British Prime Minister Theresa May's Brexit withdrawal bill will not be published or debated until the week beginning June 3, the government has announced.
Whip Mark Spencer told MPs on Thursday: "We will update the House on the publication and introduction of the Withdrawal Agreement Bill on our return from the Whitsun recess."
"We had hoped to hold second reading on Friday 7 June," he added. "At the moment, we have not secured an agreement to this in the usual channels. Of course, we will update the House when we return from recess."
MPs are first given a chance to debate legislation at its second reading and then decide if it should go to the committee stage, where it is subjected to detailed line-by-line scrutiny and amendments.
Spencer stood in for prominent Brexit supporter and leader of the House of Commons Andrea Leadsom who announced her resignation from May's cabinet on Wednesday evening.
She said she could no longer support the government's approach after May's latest gambit to pass her Brexit deal backfired.
"I no longer believe that our approach will deliver on the referendum result," Leadsom, who served as Leader of the House of Commons, said in a resignation letter to May.
"It is therefore with great regret and with a heavy heart that I resign from the government."
The move came as pressure mounted on May to quit after MPs tore into her new Brexit plan.
A Downing Street spokesman said Leadsom had served with distinction and great ability, and that May is grateful for all of her work.
"We are disappointed that she has chosen to resign, and the Prime Minister remains focused on delivering the Brexit people voted for," he added.
Leadsom is now widely expected to launch her Conservative leadership bid.
May endured a torrid session in parliament on Wednesday as members from across the house criticised her modified proposal to deliver Brexit.
May's spokeswoman, contacted by Euronews, refused to confirm or deny reports that May was tonight meeting with senior ministers upset over her EU divorce proposal.
Meanwhile, another Conservative MP, writing an opinion piece in the Financial Times, called for her to step down.
"There is one last chance to get it right and leave in an orderly fashion. But it is now time for Prime Minister Theresa May to go and without delay," said Tom Tugendhat, who added that her attempt to deliver Brexit.
May said on Tuesday that if MPs approve her new EU divorce deal, they could, within that legislation, vote to have a confirmatory referendum.
Other changes to her Brexit agreement include a legal obligation to find alternatives to the Irish backstop by December 2020; no changes to environmental protections the UK enjoys as a member of the European Union; and new legislation to protect workers' rights.
But MPs were critical on Wednesday afternoon and said her deal was "dead in the water".
Earlier opposition leader Jeremy Corbyn said May had lost control of her Conservative Party and called for a general election to break the Brexit stalemate.

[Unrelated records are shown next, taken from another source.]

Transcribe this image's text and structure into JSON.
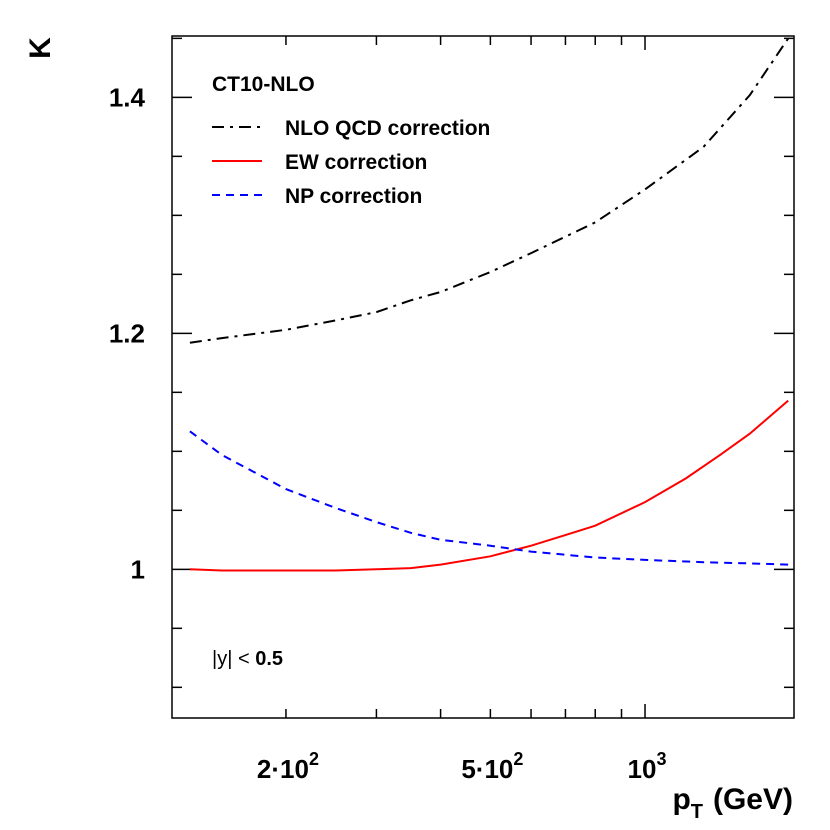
{
  "chart_data": {
    "type": "line",
    "title": "",
    "xlabel": "p_T (GeV)",
    "xlabel_main": "p",
    "xlabel_sub": "T",
    "xlabel_rest": "(GeV)",
    "ylabel": "K",
    "x_scale": "log",
    "xlim": [
      120,
      1950
    ],
    "ylim": [
      0.874,
      1.452
    ],
    "grid": false,
    "x_tick_labels": [
      {
        "value": 200,
        "mantissa": "2·10",
        "exp": "2"
      },
      {
        "value": 500,
        "mantissa": "5·10",
        "exp": "2"
      },
      {
        "value": 1000,
        "mantissa": "10",
        "exp": "3"
      }
    ],
    "y_tick_labels": [
      {
        "value": 1.0,
        "label": "1"
      },
      {
        "value": 1.2,
        "label": "1.2"
      },
      {
        "value": 1.4,
        "label": "1.4"
      }
    ],
    "legend": {
      "title": "CT10-NLO",
      "position": "top-left"
    },
    "annotation": {
      "prefix": "|y| <",
      "value": "0.5"
    },
    "series": [
      {
        "name": "NLO QCD correction",
        "color": "#000000",
        "style": "dash-dot",
        "x": [
          130,
          150,
          200,
          250,
          300,
          350,
          400,
          500,
          600,
          800,
          1000,
          1300,
          1600,
          1900
        ],
        "y": [
          1.192,
          1.196,
          1.203,
          1.211,
          1.218,
          1.228,
          1.235,
          1.252,
          1.268,
          1.294,
          1.322,
          1.358,
          1.402,
          1.45
        ]
      },
      {
        "name": "EW correction",
        "color": "#ff0000",
        "style": "solid",
        "x": [
          130,
          150,
          200,
          250,
          300,
          350,
          400,
          500,
          600,
          700,
          800,
          1000,
          1200,
          1400,
          1600,
          1900
        ],
        "y": [
          1.0,
          0.999,
          0.999,
          0.999,
          1.0,
          1.001,
          1.004,
          1.011,
          1.02,
          1.029,
          1.037,
          1.057,
          1.077,
          1.097,
          1.115,
          1.143
        ]
      },
      {
        "name": "NP correction",
        "color": "#0000ff",
        "style": "dashed",
        "x": [
          130,
          150,
          200,
          250,
          300,
          350,
          400,
          500,
          600,
          800,
          1000,
          1300,
          1600,
          1900
        ],
        "y": [
          1.117,
          1.097,
          1.068,
          1.052,
          1.04,
          1.031,
          1.025,
          1.02,
          1.015,
          1.01,
          1.008,
          1.006,
          1.005,
          1.004
        ]
      }
    ]
  }
}
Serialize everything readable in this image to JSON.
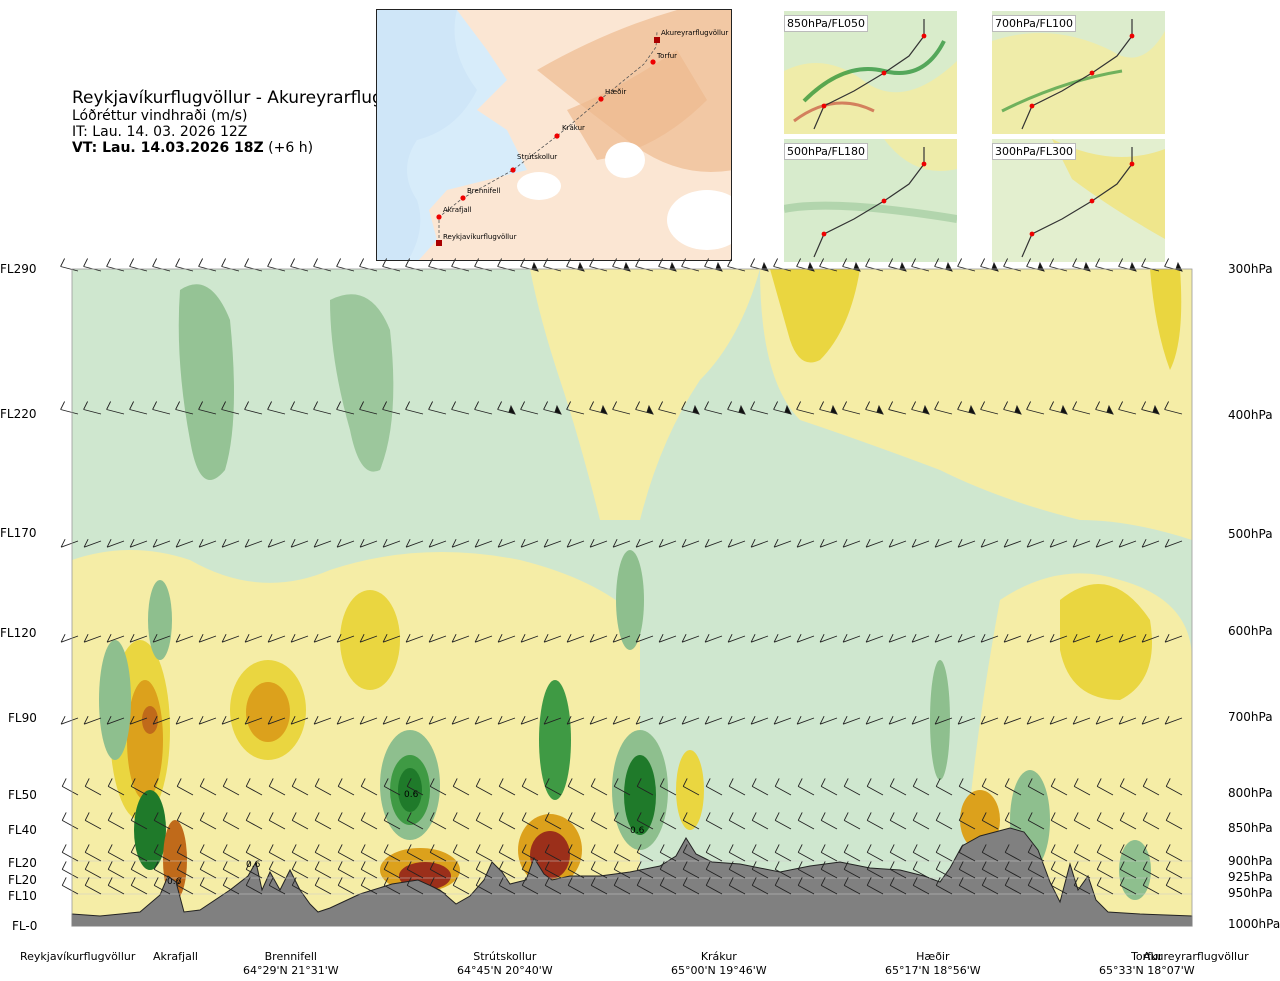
{
  "header": {
    "route": "Reykjavíkurflugvöllur - Akureyrarflugvöllur",
    "variable": "Lóðréttur vindhraði (m/s)",
    "issue_time": "IT: Lau. 14. 03. 2026 12Z",
    "valid_time_bold": "VT: Lau. 14.03.2026 18Z",
    "valid_time_offset": "(+6 h)"
  },
  "map": {
    "waypoints": [
      "Reykjavíkurflugvöllur",
      "Akrafjall",
      "Brennifell",
      "Strútskollur",
      "Krákur",
      "Hæðir",
      "Torfur",
      "Akureyrarflugvöllur"
    ]
  },
  "mini_maps": [
    "850hPa/FL050",
    "700hPa/FL100",
    "500hPa/FL180",
    "300hPa/FL300"
  ],
  "chart_data": {
    "type": "heatmap",
    "title": "Reykjavíkurflugvöllur - Akureyrarflugvöllur",
    "xlabel": "",
    "ylabel": "",
    "left_axis_labels": [
      "FL290",
      "FL220",
      "FL170",
      "FL120",
      "FL90",
      "FL50",
      "FL40",
      "FL20",
      "FL20",
      "FL10",
      "FL-0"
    ],
    "right_axis_labels": [
      "300hPa",
      "400hPa",
      "500hPa",
      "600hPa",
      "700hPa",
      "800hPa",
      "850hPa",
      "900hPa",
      "925hPa",
      "950hPa",
      "1000hPa"
    ],
    "pressure_levels_hpa": [
      300,
      400,
      500,
      600,
      700,
      800,
      850,
      900,
      925,
      950,
      1000
    ],
    "locations": [
      {
        "name": "Reykjavíkurflugvöllur",
        "coord": ""
      },
      {
        "name": "Akrafjall",
        "coord": ""
      },
      {
        "name": "Brennifell",
        "coord": "64°29'N 21°31'W"
      },
      {
        "name": "Strútskollur",
        "coord": "64°45'N 20°40'W"
      },
      {
        "name": "Krákur",
        "coord": "65°00'N 19°46'W"
      },
      {
        "name": "Hæðir",
        "coord": "65°17'N 18°56'W"
      },
      {
        "name": "Torfur",
        "coord": "65°33'N 18°07'W"
      },
      {
        "name": "Akureyrarflugvöllur",
        "coord": ""
      }
    ],
    "contour_labels": [
      "0.6",
      "0.6",
      "0.6",
      "0.6"
    ],
    "colors": {
      "strong_down": "#5a9a5a",
      "down": "#8ebf8e",
      "weak_down": "#cfe7cf",
      "neutral": "#f3fbe8",
      "weak_up": "#f5eda6",
      "up": "#ead640",
      "strong_up": "#dca11c",
      "very_strong_up": "#c06a1a",
      "extreme_up": "#9b2f1a",
      "terrain": "#808080"
    }
  }
}
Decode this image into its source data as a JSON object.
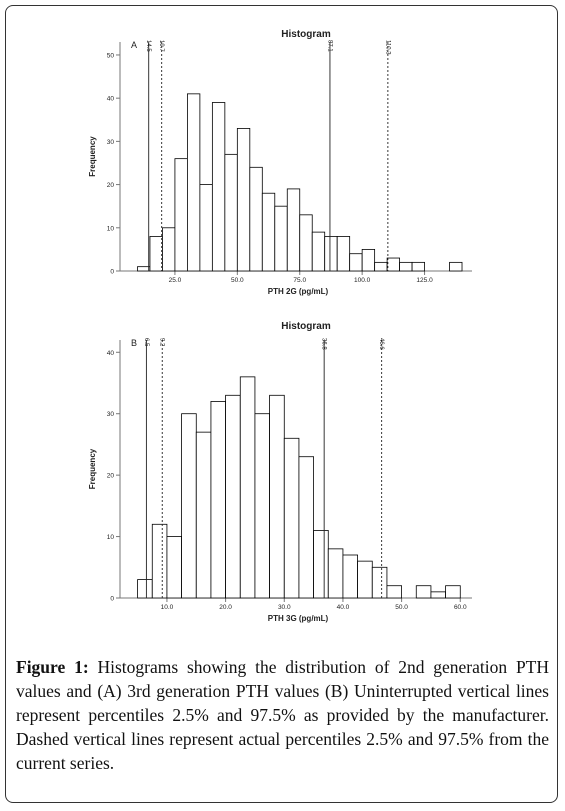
{
  "chart_data": [
    {
      "type": "histogram",
      "title": "Histogram",
      "panel": "A",
      "xlabel": "PTH 2G (pg/mL)",
      "ylabel": "Frequency",
      "bins": [
        10,
        15,
        20,
        25,
        30,
        35,
        40,
        45,
        50,
        55,
        60,
        65,
        70,
        75,
        80,
        85,
        90,
        95,
        100,
        105,
        110,
        115,
        120,
        125,
        130,
        135,
        140
      ],
      "counts": [
        1,
        8,
        10,
        26,
        41,
        20,
        39,
        27,
        33,
        24,
        18,
        15,
        19,
        13,
        9,
        8,
        8,
        4,
        5,
        2,
        3,
        2,
        2,
        0,
        0,
        2
      ],
      "color": "#ffffff",
      "edgecolor": "#000000",
      "xlim": [
        3,
        144
      ],
      "ylim": [
        0,
        53
      ],
      "xticks": [
        {
          "value": 25,
          "label": "25.0"
        },
        {
          "value": 50,
          "label": "50.0"
        },
        {
          "value": 75,
          "label": "75.0"
        },
        {
          "value": 100,
          "label": "100.0"
        },
        {
          "value": 125,
          "label": "125.0"
        }
      ],
      "yticks": [
        0,
        10,
        20,
        30,
        40,
        50
      ],
      "reference_lines": [
        {
          "value": 14.5,
          "style": "solid"
        },
        {
          "value": 19.7,
          "style": "dashed"
        },
        {
          "value": 87.1,
          "style": "solid"
        },
        {
          "value": 110.3,
          "style": "dashed"
        }
      ]
    },
    {
      "type": "histogram",
      "title": "Histogram",
      "panel": "B",
      "xlabel": "PTH 3G (pg/mL)",
      "ylabel": "Frequency",
      "bins": [
        5,
        7.5,
        10,
        12.5,
        15,
        17.5,
        20,
        22.5,
        25,
        27.5,
        30,
        32.5,
        35,
        37.5,
        40,
        42.5,
        45,
        47.5,
        50,
        52.5,
        55,
        57.5,
        60
      ],
      "counts": [
        3,
        12,
        10,
        30,
        27,
        32,
        33,
        36,
        30,
        33,
        26,
        23,
        11,
        8,
        7,
        6,
        5,
        2,
        0,
        2,
        1,
        2
      ],
      "color": "#ffffff",
      "edgecolor": "#000000",
      "xlim": [
        2,
        62
      ],
      "ylim": [
        0,
        42
      ],
      "xticks": [
        {
          "value": 10,
          "label": "10.0"
        },
        {
          "value": 20,
          "label": "20.0"
        },
        {
          "value": 30,
          "label": "30.0"
        },
        {
          "value": 40,
          "label": "40.0"
        },
        {
          "value": 50,
          "label": "50.0"
        },
        {
          "value": 60,
          "label": "60.0"
        }
      ],
      "yticks": [
        0,
        10,
        20,
        30,
        40
      ],
      "reference_lines": [
        {
          "value": 6.5,
          "style": "solid"
        },
        {
          "value": 9.2,
          "style": "dashed"
        },
        {
          "value": 36.8,
          "style": "solid"
        },
        {
          "value": 46.6,
          "style": "dashed"
        }
      ]
    }
  ],
  "caption": {
    "label": "Figure 1:",
    "text": "Histograms showing the distribution of 2nd generation PTH values and (A) 3rd generation PTH values (B) Uninterrupted vertical lines represent percentiles 2.5% and 97.5% as provided by the manufacturer. Dashed vertical lines represent actual percentiles 2.5% and 97.5% from the current series."
  }
}
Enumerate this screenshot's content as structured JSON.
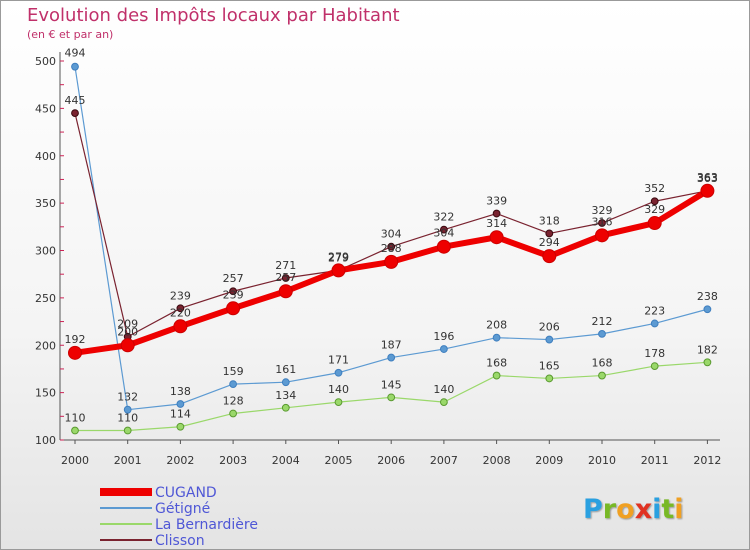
{
  "chart_data": {
    "type": "line",
    "title": "Evolution des Impôts locaux par Habitant",
    "subtitle": "(en € et par an)",
    "categories": [
      "2000",
      "2001",
      "2002",
      "2003",
      "2004",
      "2005",
      "2006",
      "2007",
      "2008",
      "2009",
      "2010",
      "2011",
      "2012"
    ],
    "y_ticks": [
      "100",
      "150",
      "200",
      "250",
      "300",
      "350",
      "400",
      "450",
      "500"
    ],
    "ylim": [
      100,
      500
    ],
    "grid": false,
    "legend_position": "bottom-left",
    "series": [
      {
        "name": "CUGAND",
        "color": "#ee0000",
        "values": [
          192,
          200,
          220,
          239,
          257,
          279,
          288,
          304,
          314,
          294,
          316,
          329,
          363
        ]
      },
      {
        "name": "Gétigné",
        "color": "#5c9ad2",
        "values": [
          494,
          132,
          138,
          159,
          161,
          171,
          187,
          196,
          208,
          206,
          212,
          223,
          238
        ]
      },
      {
        "name": "La Bernardière",
        "color": "#9ad86a",
        "values": [
          110,
          110,
          114,
          128,
          134,
          140,
          145,
          140,
          168,
          165,
          168,
          178,
          182
        ]
      },
      {
        "name": "Clisson",
        "color": "#7a2330",
        "values": [
          445,
          209,
          239,
          257,
          271,
          279,
          304,
          322,
          339,
          318,
          329,
          352,
          363
        ]
      }
    ],
    "logo": "Proxiti"
  }
}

"The people of Scotland don’t want her deal, her own party doesn't want her deal," said Scottish National Party MP Ronnie Cowan. "Her time is up."
Ian Blackford, another SNP representative in Westminster, said May's deal was dead and called on her to "stop this charade".
Nicky Morgan, one of May's Conservative colleagues, said more time should be taken to find a compromise with opposition MPs.
"Please can I ask the prime minister to reflect very carefully on whether it should be put to parliament because the consequences of it not being passed are very serious," Morgan said. "If she really wants to heal the divisions, to get on with it, I would ask her to reflect very seriously about this bill not being put to parliament in early June and being allowed more compromise, more time being taken."
MPs have thrice rejected May's deal for leaving the European Union, which led to Brussels extending the deadline for leaving to October 31.
The delay means the UK will have to take part in European Parliament elections this week.